Nostalgia flourishes when the present is cloaked with uncertainty. The album of the month soundtracks one of the year’s best new show: Stranger Things. A duo from Austin have crafted a score so enchanting that the finished product can stand on its own and be enjoyed if you have not yet discovered Netflix’s little gem. Both the show and music are fandom ecstasy. The soundtrack smartly sticks to three clear influences: John Carpenter scores, B–Horror movie ambience and glorious cheesy 80s synths. Fans of the show have something to hold them over until season two.
by Kyle Dixon & Michael Stein
Lakeshore Records (2016)
The direct and indirect references, influences, and homages on display within the universe of Stranger Things are too numerous to contextualize; nonetheless I will list of some of the fandom on display. Close Encounters of the Third Kind, E.T., The Goonies, Stand by Me, The Cure, Joy Division, The Clash, (relax my overzealous nerds I am one of you and know that the show takes place in the year 1982 and some of the things came later on in the 80s), Batteries Not Included and any of the John Hughes teen angst endearing awkwardness. Part of the fun is catching the references while watching. It seems like growing up in Reagan’s America was a blast. The show is catered around the bond that four “thick as thieves” middle school friends share. The scariest things are girls, bullies and life altering Magic The Gathering board game strategic decisions. The innocence of youth vaporizes when one of them goes missing. Suddenly the world is a very scary place. The adventures, uncertainties, and lives of the protagonists are heightened by a score that enhances without overwhelming.

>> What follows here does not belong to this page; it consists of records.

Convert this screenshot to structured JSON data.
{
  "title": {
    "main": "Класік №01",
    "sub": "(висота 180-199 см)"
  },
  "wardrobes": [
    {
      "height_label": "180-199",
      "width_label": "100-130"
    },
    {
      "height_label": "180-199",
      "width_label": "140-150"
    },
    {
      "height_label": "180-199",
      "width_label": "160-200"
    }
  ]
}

It seems like growing up in Reagan’s America was a blast.
Kylie Dixon and Michael Stein were approached by the show’s creators and directors, the Duffer Brothers, to see if they could use a few of their songs from the duo’s previous work as a band. The unknown Austin-based musicians not only obliged but they impressed them so much, a full offer for a soundtrack was commissioned. The universe of Stranger Things operates with an independent shoestring budget; it was only fitting the music would follow that ethos. The Duffer Brothers did not have a pilot episode to showcase. Instead as Kylie and Dixon have stated in interviews they were shown images, stills, boards and a look-book, which meant relying more on instinct and intuition in regards to the music. Kylie and Dixon got to work and over the course of the fruitful sessions, delivered two albums worth of material.

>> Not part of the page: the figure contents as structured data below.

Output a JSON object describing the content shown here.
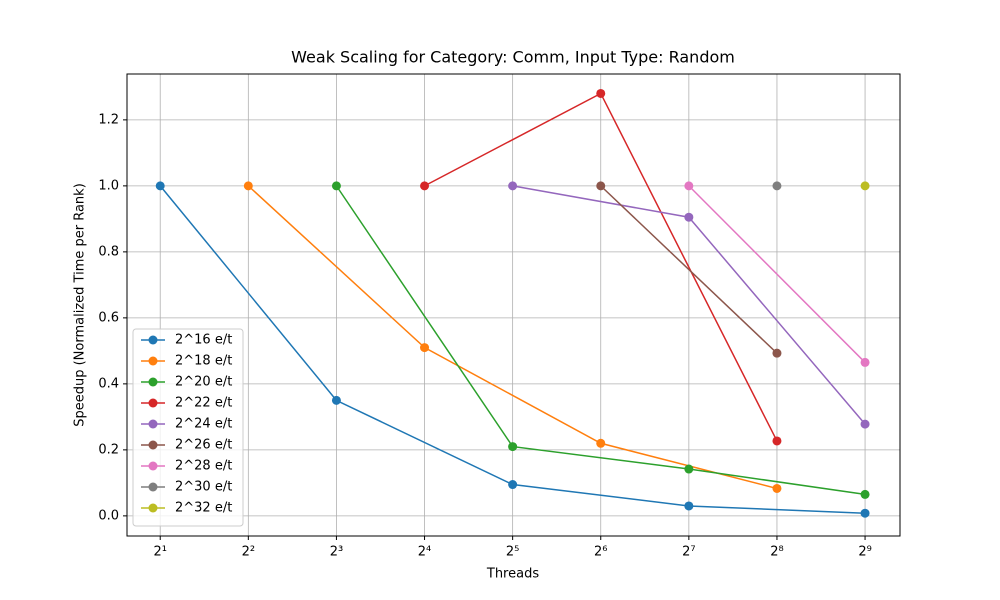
{
  "chart_data": {
    "type": "line",
    "title": "Weak Scaling for Category: Comm, Input Type: Random",
    "xlabel": "Threads",
    "ylabel": "Speedup (Normalized Time per Rank)",
    "xscale": "log2",
    "xlim": [
      1.54,
      674
    ],
    "ylim": [
      -0.061,
      1.339
    ],
    "xticks": [
      {
        "value": 2,
        "label": "2¹"
      },
      {
        "value": 4,
        "label": "2²"
      },
      {
        "value": 8,
        "label": "2³"
      },
      {
        "value": 16,
        "label": "2⁴"
      },
      {
        "value": 32,
        "label": "2⁵"
      },
      {
        "value": 64,
        "label": "2⁶"
      },
      {
        "value": 128,
        "label": "2⁷"
      },
      {
        "value": 256,
        "label": "2⁸"
      },
      {
        "value": 512,
        "label": "2⁹"
      }
    ],
    "yticks": [
      {
        "value": 0,
        "label": "0.0"
      },
      0.2,
      0.4,
      0.6,
      0.8,
      {
        "value": 1,
        "label": "1.0"
      },
      1.2
    ],
    "grid": true,
    "legend": "lower left",
    "series": [
      {
        "name": "2^16 e/t",
        "color": "#1f77b4",
        "x": [
          2,
          8,
          32,
          128,
          512
        ],
        "values": [
          1.0,
          0.35,
          0.095,
          0.03,
          0.008
        ]
      },
      {
        "name": "2^18 e/t",
        "color": "#ff7f0e",
        "x": [
          4,
          16,
          64,
          256
        ],
        "values": [
          1.0,
          0.51,
          0.22,
          0.083
        ]
      },
      {
        "name": "2^20 e/t",
        "color": "#2ca02c",
        "x": [
          8,
          32,
          128,
          512
        ],
        "values": [
          1.0,
          0.21,
          0.142,
          0.065
        ]
      },
      {
        "name": "2^22 e/t",
        "color": "#d62728",
        "x": [
          16,
          64,
          256
        ],
        "values": [
          1.0,
          1.28,
          0.227
        ]
      },
      {
        "name": "2^24 e/t",
        "color": "#9467bd",
        "x": [
          32,
          128,
          512
        ],
        "values": [
          1.0,
          0.905,
          0.278
        ]
      },
      {
        "name": "2^26 e/t",
        "color": "#8c564b",
        "x": [
          64,
          256
        ],
        "values": [
          1.0,
          0.493
        ]
      },
      {
        "name": "2^28 e/t",
        "color": "#e377c2",
        "x": [
          128,
          512
        ],
        "values": [
          1.0,
          0.465
        ]
      },
      {
        "name": "2^30 e/t",
        "color": "#7f7f7f",
        "x": [
          256
        ],
        "values": [
          1.0
        ]
      },
      {
        "name": "2^32 e/t",
        "color": "#bcbd22",
        "x": [
          512
        ],
        "values": [
          1.0
        ]
      }
    ]
  }
}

Volume 1 features the moody “instant classic” theme song that is the closest thing to a single on the album. The aforementioned title track that sets the tone, with pulsing elegant synth pop ambience. The music is hypnotic and strikes without warning into the darkness. A darkness that never sounds too ominous, due to a tinge of pop that the duo embrace but smartly not over use. Some tracks abruptly end and flow into the next. The space within those moments recalls Brian Eno’s stellar ambient arrangements for Roxy Music. I’ve always contended that certain music should be heard after midnight. Some music comes alive while the world sleeps. The soundtrack is headphone audiophile paradise. Eleven, Dustin, Lucas, Will, and Mike’s odyssey will replay back in your head.
Some music comes alive while the world sleeps.

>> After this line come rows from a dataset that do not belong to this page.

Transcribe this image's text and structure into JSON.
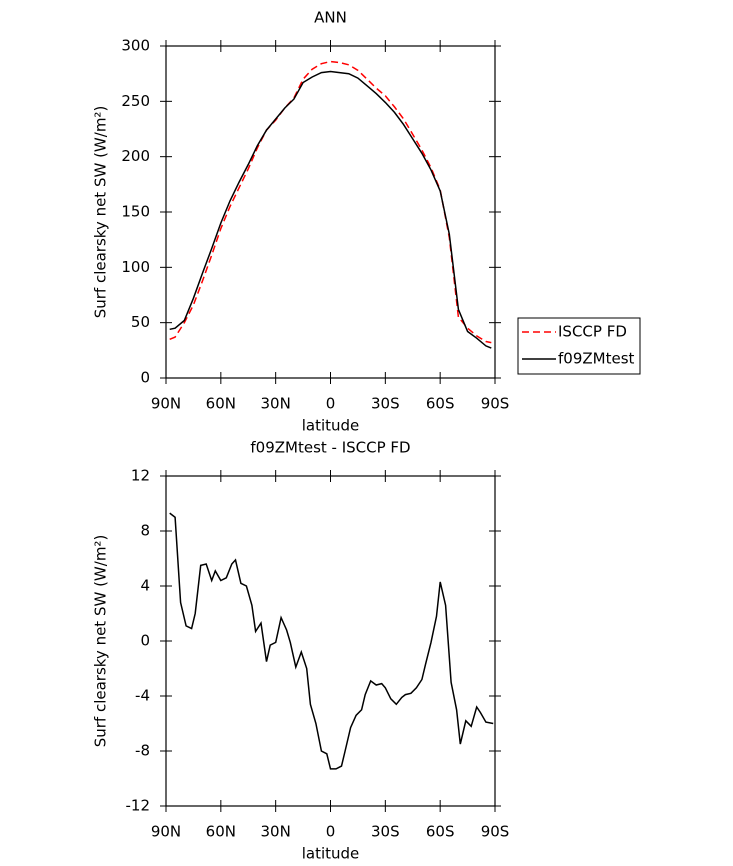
{
  "chart_data": [
    {
      "type": "line",
      "title": "ANN",
      "xlabel": "latitude",
      "ylabel": "Surf clearsky net SW (W/m²)",
      "x": [
        88,
        85,
        80,
        75,
        70,
        65,
        60,
        55,
        50,
        45,
        40,
        35,
        30,
        25,
        20,
        15,
        10,
        5,
        0,
        -5,
        -10,
        -15,
        -20,
        -25,
        -30,
        -35,
        -40,
        -45,
        -50,
        -55,
        -60,
        -65,
        -70,
        -75,
        -80,
        -85,
        -88
      ],
      "series": [
        {
          "name": "ISCCP FD",
          "color": "#ff0000",
          "dash": true,
          "values": [
            35,
            37,
            50,
            66,
            88,
            111,
            135,
            155,
            172,
            189,
            208,
            224,
            233,
            244,
            253,
            270,
            279,
            284,
            286,
            285,
            283,
            278,
            270,
            262,
            255,
            245,
            234,
            220,
            206,
            190,
            170,
            127,
            55,
            45,
            38,
            33,
            32
          ]
        },
        {
          "name": "f09ZMtest",
          "color": "#000000",
          "dash": false,
          "values": [
            44,
            45,
            52,
            72,
            95,
            117,
            140,
            160,
            177,
            193,
            210,
            224,
            234,
            244,
            252,
            267,
            272,
            276,
            277,
            276,
            275,
            271,
            264,
            257,
            249,
            240,
            229,
            216,
            203,
            188,
            169,
            130,
            62,
            42,
            36,
            29,
            27
          ]
        }
      ],
      "xlim": [
        90,
        -90
      ],
      "xticks": [
        {
          "value": 90,
          "label": "90N"
        },
        {
          "value": 60,
          "label": "60N"
        },
        {
          "value": 30,
          "label": "30N"
        },
        0,
        {
          "value": -30,
          "label": "30S"
        },
        {
          "value": -60,
          "label": "60S"
        },
        {
          "value": -90,
          "label": "90S"
        }
      ],
      "ylim": [
        0,
        300
      ],
      "yticks": [
        0,
        50,
        100,
        150,
        200,
        250,
        300
      ],
      "legend": "right"
    },
    {
      "type": "line",
      "title": "f09ZMtest - ISCCP FD",
      "xlabel": "latitude",
      "ylabel": "Surf clearsky net SW (W/m²)",
      "x": [
        88,
        85,
        82,
        79,
        76,
        74,
        71,
        68,
        65,
        63,
        60,
        57,
        54,
        52,
        49,
        46,
        43,
        41,
        38,
        35,
        33,
        30,
        27,
        24,
        22,
        19,
        16,
        13,
        11,
        8,
        5,
        2,
        0,
        -3,
        -6,
        -8,
        -11,
        -14,
        -17,
        -19,
        -22,
        -25,
        -28,
        -30,
        -33,
        -36,
        -39,
        -41,
        -44,
        -47,
        -50,
        -52,
        -55,
        -58,
        -60,
        -63,
        -66,
        -69,
        -71,
        -74,
        -77,
        -80,
        -82,
        -85,
        -89
      ],
      "values": [
        9.3,
        9.0,
        2.8,
        1.1,
        0.9,
        2.0,
        5.5,
        5.6,
        4.4,
        5.1,
        4.4,
        4.6,
        5.6,
        5.9,
        4.2,
        4.0,
        2.6,
        0.7,
        1.3,
        -1.5,
        -0.3,
        -0.1,
        1.7,
        0.8,
        -0.1,
        -1.9,
        -0.8,
        -2.0,
        -4.6,
        -6.0,
        -8.0,
        -8.2,
        -9.3,
        -9.3,
        -9.1,
        -8.0,
        -6.3,
        -5.4,
        -5.0,
        -3.9,
        -2.9,
        -3.2,
        -3.1,
        -3.4,
        -4.2,
        -4.6,
        -4.1,
        -3.9,
        -3.8,
        -3.4,
        -2.8,
        -1.7,
        -0.1,
        1.8,
        4.3,
        2.6,
        -3.0,
        -5.0,
        -7.5,
        -5.8,
        -6.2,
        -4.8,
        -5.2,
        -5.9,
        -6.0
      ],
      "color": "#000000",
      "xlim": [
        90,
        -90
      ],
      "xticks": [
        {
          "value": 90,
          "label": "90N"
        },
        {
          "value": 60,
          "label": "60N"
        },
        {
          "value": 30,
          "label": "30N"
        },
        0,
        {
          "value": -30,
          "label": "30S"
        },
        {
          "value": -60,
          "label": "60S"
        },
        {
          "value": -90,
          "label": "90S"
        }
      ],
      "ylim": [
        -12,
        12
      ],
      "yticks": [
        -12,
        -8,
        -4,
        0,
        4,
        8,
        12
      ]
    }
  ]
}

To be able to create music that sounds feasible and easy to make or reproduce takes tremendous skill. The achievement of the final product comes from years of studio hermits mastering their craft. Much like the show the soundtrack is a labor of love. The music and the show are not life altering and guess what that is alright. Not everything has to be, that is one of the great things about nostalgia. As long as the finished product reminds you of yesteryear without tainting the memories, then mission accomplished. A great show, with an ace soundtrack.